The other part deals with crafting policies and workflows. For example, together with a colleague I am creating a description guideline for the born-digital materials since they need to be described differently from physical objects. I did an environment scan to see how other institutions were handling their born-digital collection, and now I am part of writing our own guidelines. I must admit that this is my favorite part of the job. As more and more material that needs archiving is born-digital, it is so important to get the processing guidelines right.
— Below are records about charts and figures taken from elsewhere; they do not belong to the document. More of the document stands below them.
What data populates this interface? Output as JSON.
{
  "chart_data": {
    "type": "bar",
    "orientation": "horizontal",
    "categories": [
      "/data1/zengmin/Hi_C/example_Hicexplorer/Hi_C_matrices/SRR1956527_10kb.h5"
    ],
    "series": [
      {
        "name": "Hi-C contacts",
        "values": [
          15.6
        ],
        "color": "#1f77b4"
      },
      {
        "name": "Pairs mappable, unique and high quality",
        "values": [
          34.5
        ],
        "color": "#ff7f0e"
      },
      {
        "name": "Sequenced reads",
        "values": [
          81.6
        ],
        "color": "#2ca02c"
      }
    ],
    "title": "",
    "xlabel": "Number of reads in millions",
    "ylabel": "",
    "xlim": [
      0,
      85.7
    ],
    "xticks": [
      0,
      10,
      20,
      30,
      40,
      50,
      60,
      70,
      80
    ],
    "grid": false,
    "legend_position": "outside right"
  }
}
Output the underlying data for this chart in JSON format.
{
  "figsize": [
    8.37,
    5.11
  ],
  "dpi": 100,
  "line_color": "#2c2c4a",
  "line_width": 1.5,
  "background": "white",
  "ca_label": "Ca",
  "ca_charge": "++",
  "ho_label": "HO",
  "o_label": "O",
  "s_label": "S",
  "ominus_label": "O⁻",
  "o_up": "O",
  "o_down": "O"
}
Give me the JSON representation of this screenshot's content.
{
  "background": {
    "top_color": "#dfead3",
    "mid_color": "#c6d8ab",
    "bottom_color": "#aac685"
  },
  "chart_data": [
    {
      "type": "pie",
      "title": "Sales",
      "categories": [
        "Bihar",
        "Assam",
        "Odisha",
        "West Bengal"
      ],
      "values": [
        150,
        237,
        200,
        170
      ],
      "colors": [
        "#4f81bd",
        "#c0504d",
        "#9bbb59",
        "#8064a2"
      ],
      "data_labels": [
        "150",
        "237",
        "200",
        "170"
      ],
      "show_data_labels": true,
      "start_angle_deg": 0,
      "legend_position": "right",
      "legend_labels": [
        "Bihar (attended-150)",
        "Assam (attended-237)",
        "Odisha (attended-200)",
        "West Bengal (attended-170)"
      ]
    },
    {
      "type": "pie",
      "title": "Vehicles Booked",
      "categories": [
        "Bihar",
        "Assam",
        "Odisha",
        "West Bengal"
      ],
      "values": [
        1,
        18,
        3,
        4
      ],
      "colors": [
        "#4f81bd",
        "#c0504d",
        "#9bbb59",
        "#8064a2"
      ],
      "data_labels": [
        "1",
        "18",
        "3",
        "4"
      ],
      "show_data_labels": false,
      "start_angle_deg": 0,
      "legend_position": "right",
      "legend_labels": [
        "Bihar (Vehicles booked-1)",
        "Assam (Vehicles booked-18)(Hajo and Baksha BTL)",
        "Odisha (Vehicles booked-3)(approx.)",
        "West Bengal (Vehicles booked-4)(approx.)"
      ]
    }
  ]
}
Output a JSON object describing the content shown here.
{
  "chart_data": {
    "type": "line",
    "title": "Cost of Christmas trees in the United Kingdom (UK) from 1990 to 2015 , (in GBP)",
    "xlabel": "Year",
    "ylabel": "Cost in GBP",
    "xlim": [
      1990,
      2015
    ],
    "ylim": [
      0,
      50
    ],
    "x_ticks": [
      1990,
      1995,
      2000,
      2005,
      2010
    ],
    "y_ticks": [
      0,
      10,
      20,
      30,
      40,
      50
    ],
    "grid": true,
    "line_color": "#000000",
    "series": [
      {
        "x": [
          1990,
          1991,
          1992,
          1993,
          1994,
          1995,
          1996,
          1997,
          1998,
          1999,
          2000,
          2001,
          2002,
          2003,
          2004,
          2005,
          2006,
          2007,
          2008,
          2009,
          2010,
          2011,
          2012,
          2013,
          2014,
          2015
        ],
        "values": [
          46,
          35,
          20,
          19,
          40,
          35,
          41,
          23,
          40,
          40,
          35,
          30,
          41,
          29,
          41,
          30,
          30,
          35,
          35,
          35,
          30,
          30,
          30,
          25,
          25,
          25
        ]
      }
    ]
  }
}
I am also working in the reading room helping researchers to get access to the materials they need.
When I started out, I kept asking myself how this job is actually an archival position. As I am not working with any physical collections at all. I am moving files on screen from one place to another. I did not have impostor syndrome related to me, but to my job. As I am moving into processing the material I feel less and less like that. I am doing a certificate in digital archiving offered by the Society of American Archivists which is helping me understand the whole dimension of my job. I just did a course on email archiving – a different world in its own.
The History Dimension
Things that stand out that I learned as a History major and that help me in my current position are reading effectively, researching a topic, staying on top of a project, presenting my findings to a larger audience. Being proactive about articulating what needs to be done and explaining how to do it. Working in public history introduced me to how to digitize and inventorize material; the Honors in the Major project allowed me to tackle a large research and writing project that I oversaw myself; and presenting to the UROP symposium taught me how to introduce my research to a broad audience. Bearing in mind that I had to do a lot of that on Zoom as I graduated during COVID!
Advice
I would tell current History majors to think about their relationship to documents and to knowledge. I am interested in helping people find the resources they need to do their research, even to help them define their research project. I like being supportive of knowledge creation, but for me it is a liberating feeling that I don’t need to do it myself. That does not mean that I might not do a Ph.D. in the future.
The other thing future archivists should be aware of that there are a lot of different archives: corporate archives, government archives at the federal, state, and local levels. Museum archives, university archives. And so on. There are many different kinds of archiving one can do besides the division between working with digital vs. physical material. Ask yourself what you would like to do.
Lastly, I would advise students to take History classes broadly. Because I was thinking about going into Latin American studies to become a professor, I specialized very early and took a lot of Latin American history and art history courses. Looking back, I think I would aim to take classes with as many professors as possible to learn about different ways of doing history.